La "dimenticanza" è una scelta ben precisa.

Renzi ha bisogno, per motivi elettorali, che la riforma abbia effetti visibili il prima possibile: quale modo migliore che consentire la applicazione al maggior numero possibile di contratti già in essere delle "tutele (a.k.a. monetizzazioni) crescenti"?

nel caso degli statali se l'eventuale risarcimento è in capo al dirigente, non verrà licnziato nessuno, se in capo alla P.A. il dirigente che firma il licenziamento dovrebbe esser soggetto al rischio di danno erariale. Insomma faccenda ingarbugliata.

per evitare che il rischio di danno erariale scoraggi ogni licenziamento nel pubblico, anche quelli sacrosanti, si dovrebbe disgiungere la responsabilità erariale da chi attiva il processo, ma anche avere ben chiare le procedure per attivarlo. 

 

Fino ad oggi quando si voleva chiudere un'azienda o un ramo di attività, in perdita o meno che fossero, cominciava per forza di cose un lungo tira e molla con i sindacalisti. Questi erano controparte obbligata per legge e questo dava loro un potere sia enorme che abnorme.

 

Stai sopravalutando il potere interdittivo e di veto dei sindacati nel caso di licenziamenti collettivi. Gli obblighi dell'impresa che licenzia più di un certo numero di dipendenti verso i sindacati è di informativa, consultazione e comunicazione. Nel caso di licenziamenti collettivi i sindacati oltre a proporre soluzioni alternative e a monitorare la regolarità delle procedure, magari utilizzando tutto il tempo a disposizione per arrivare a un eventuale accordo alternativo, hanno poco altro su cui esercitare un proprio potere sull'impresa. Cioé l'impresa trascorso il tempo per le consultazioni può dare attuazione al proprio piano iniziale senza tener conto delle proposte sindacali.

Si legge che il governo prevede di costituire una newco a cui conferire gli  impianti dell'ILVA per  risanarla, gestirla e poi rivenderla ai privati. Presumo che si applicheranno le nuove norme - non ci sarebbe tempo di licenziare e riassumere tutti col vecchio ordinamente. Vediamo cosa dicono i sindacati, che spingono per questa soluzione al problema di Taranto

Interessante la newco, vediamo cosa diranno i sindacati, ci sarà da divertirsi.

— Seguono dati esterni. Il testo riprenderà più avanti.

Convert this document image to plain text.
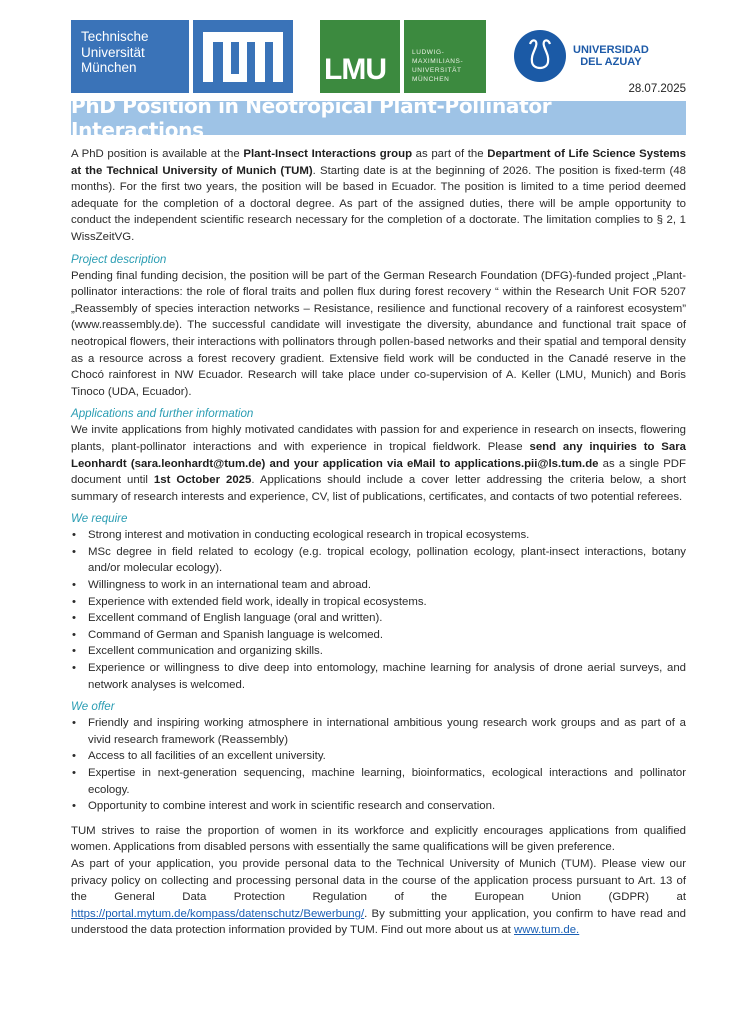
Technische
Universität
München	LMU
LUDWIG-
MAXIMILIANS-
UNIVERSITÄT
MÜNCHEN
UNIVERSIDAD
DEL AZUAY
28.07.2025
PhD Position in Neotropical Plant-Pollinator Interactions

A PhD position is available at the Plant-Insect Interactions group as part of the Department of Life Science Systems at the Technical University of Munich (TUM). Starting date is at the beginning of 2026. The position is fixed-term (48 months). For the first two years, the position will be based in Ecuador. The position is limited to a time period deemed adequate for the completion of a doctoral degree. As part of the assigned duties, there will be ample opportunity to conduct the independent scientific research necessary for the completion of a doctorate. The limitation complies to § 2, 1 WissZeitVG.

Project description

Pending final funding decision, the position will be part of the German Research Foundation (DFG)-funded project „Plant-pollinator interactions: the role of floral traits and pollen flux during forest recovery “ within the Research Unit FOR 5207 „Reassembly of species interaction networks – Resistance, resilience and functional recovery of a rainforest ecosystem” (www.reassembly.de). The successful candidate will investigate the diversity, abundance and functional trait space of neotropical flowers, their interactions with pollinators through pollen-based networks and their spatial and temporal density as a resource across a forest recovery gradient. Extensive field work will be conducted in the Canadé reserve in the Chocó rainforest in NW Ecuador. Research will take place under co-supervision of A. Keller (LMU, Munich) and Boris Tinoco (UDA, Ecuador).

Applications and further information

We invite applications from highly motivated candidates with passion for and experience in research on insects, flowering plants, plant-pollinator interactions and with experience in tropical fieldwork. Please send any inquiries to Sara Leonhardt (sara.leonhardt@tum.de) and your application via eMail to applications.pii@ls.tum.de as a single PDF document until 1st October 2025. Applications should include a cover letter addressing the criteria below, a short summary of research interests and experience, CV, list of publications, certificates, and contacts of two potential referees.

We require
• Strong interest and motivation in conducting ecological research in tropical ecosystems.
• MSc degree in field related to ecology (e.g. tropical ecology, pollination ecology, plant-insect interactions, botany and/or molecular ecology).
• Willingness to work in an international team and abroad.
• Experience with extended field work, ideally in tropical ecosystems.
• Excellent command of English language (oral and written).
• Command of German and Spanish language is welcomed.
• Excellent communication and organizing skills.
• Experience or willingness to dive deep into entomology, machine learning for analysis of drone aerial surveys, and network analyses is welcomed.
We offer
• Friendly and inspiring working atmosphere in international ambitious young research work groups and as part of a vivid research framework (Reassembly)
• Access to all facilities of an excellent university.
• Expertise in next-generation sequencing, machine learning, bioinformatics, ecological interactions and pollinator ecology.
• Opportunity to combine interest and work in scientific research and conservation.

TUM strives to raise the proportion of women in its workforce and explicitly encourages applications from qualified women. Applications from disabled persons with essentially the same qualifications will be given preference.

As part of your application, you provide personal data to the Technical University of Munich (TUM). Please view our privacy policy on collecting and processing personal data in the course of the application process pursuant to Art. 13 of the General Data Protection Regulation of the European Union (GDPR) at https://portal.mytum.de/kompass/datenschutz/Bewerbung/. By submitting your application, you confirm to have read and understood the data protection information provided by TUM. Find out more about us at www.tum.de.
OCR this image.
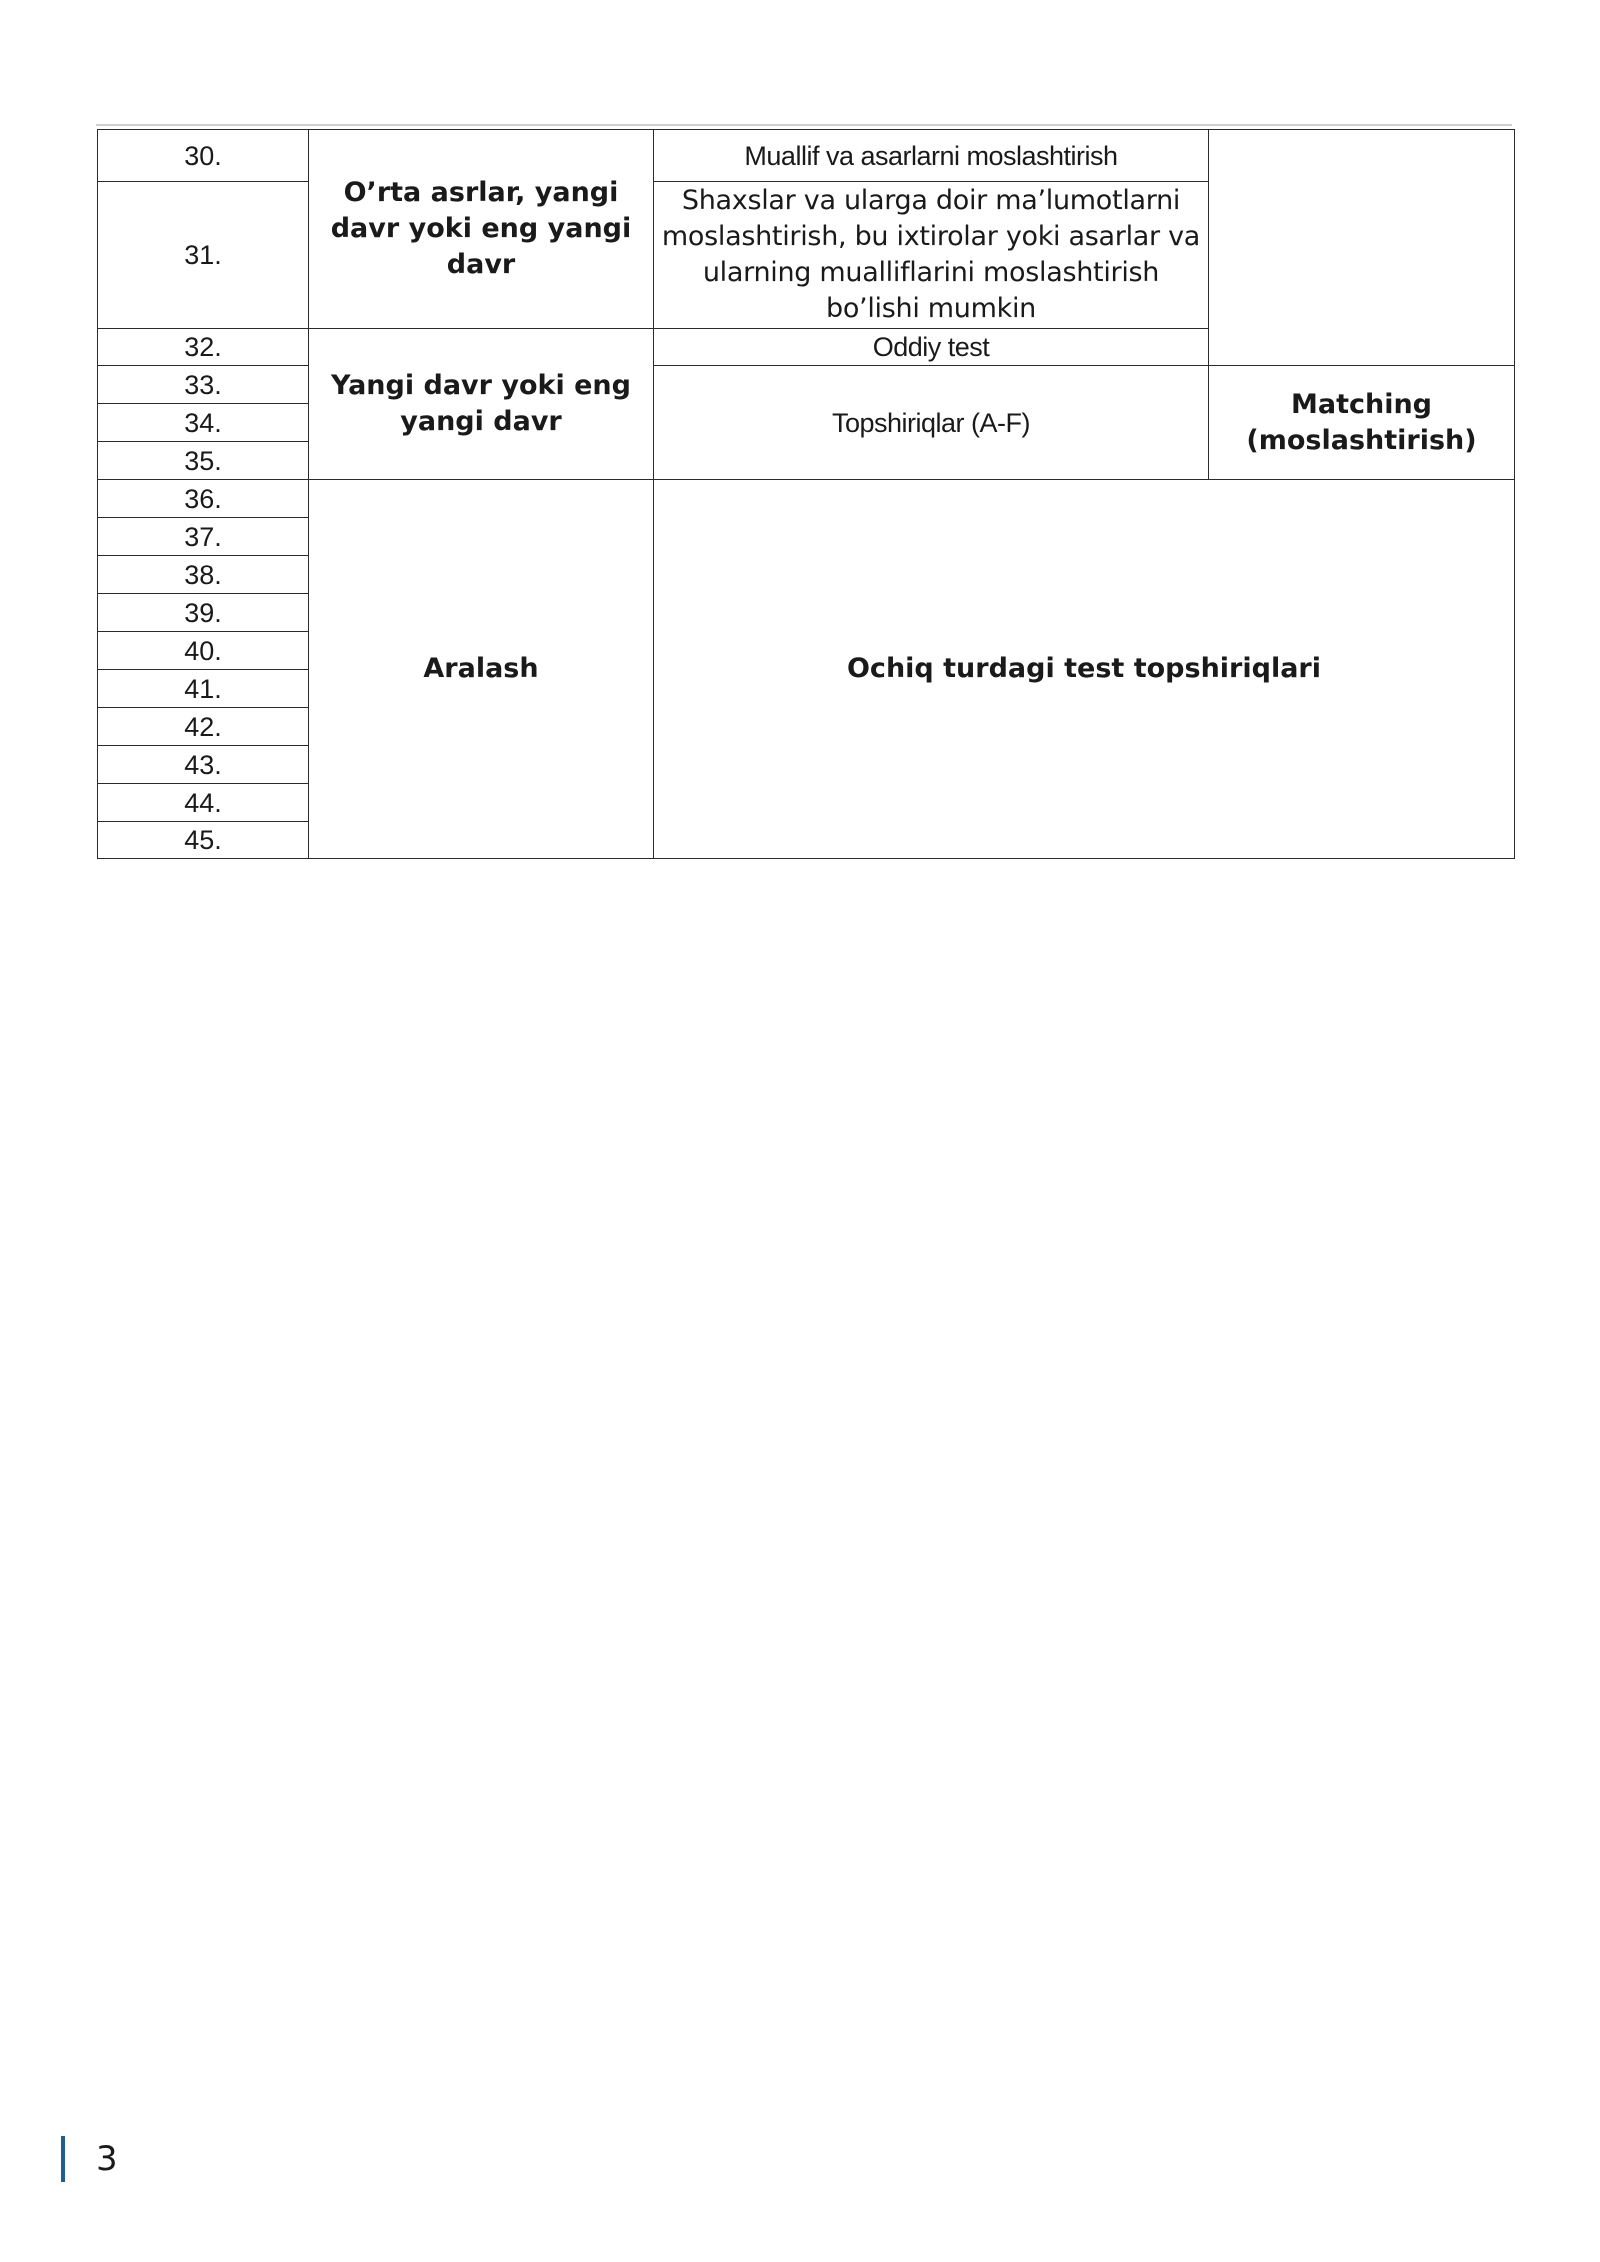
30.	O’rta asrlar, yangi davr yoki eng yangi davr	Muallif va asarlarni moslashtirish	
31.		Shaxslar va ularga doir ma’lumotlarni moslashtirish, bu ixtirolar yoki asarlar va ularning mualliflarini moslashtirish bo’lishi mumkin	
32.	Yangi davr yoki eng yangi davr	Oddiy test	
33.		Topshiriqlar (A-F)	Matching (moslashtirish)
34.			
35.			
36.	Aralash	Ochiq turdagi test topshiriqlari	
37.			
38.			
39.			
40.			
41.			
42.			
43.			
44.			
45.			
3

Attenzione che se il trasferimento degli impianti dalla ILVA alla newco è realizzato tramite cessione di ramo d'azienda per i lavoratori non c'è nessun nuovo contratto in essere da firmare, ma il precedente continua invariato col nuovo titolare.

Nella mia esperienza personale, mi venne solo comunicato che dal giorno X la busta paga cambiava intestazione.

 

Si, interessante. Anche perché si tratta di un "esperimento" verso il quale Governo, parti sociali e lavoratori guarderanno con molta attenzione. E l'attenzione sarà tanto maggiore perché se da un lato, forse, il jobs act "forgerà" una nuova struttura industriale che nascerà probabilmente già vecchia e occuperà "vecchi" lavoratori targati come "nuovi", dall'altro si assisterà alla creazione di un Golem industriale pseudotecnologico in grado di garantire poco o nulla.

 

Quello su cui nutro forti, fortissimi dubbi, è la reale possibilità o fattibilità della messa a norma degli impianti che riguardano quell'aerea a caldo così prossima ai centri abitati.

 

È economicamente sostenibile e tecnicamente praticabile? Direi che a Taranto si consumerà l'attrito tra tre differenti falde sociali: la legittima richiesta di lavoro, l'inalienabile diritto alla salute e la reindustrializzazione a tappe forzate.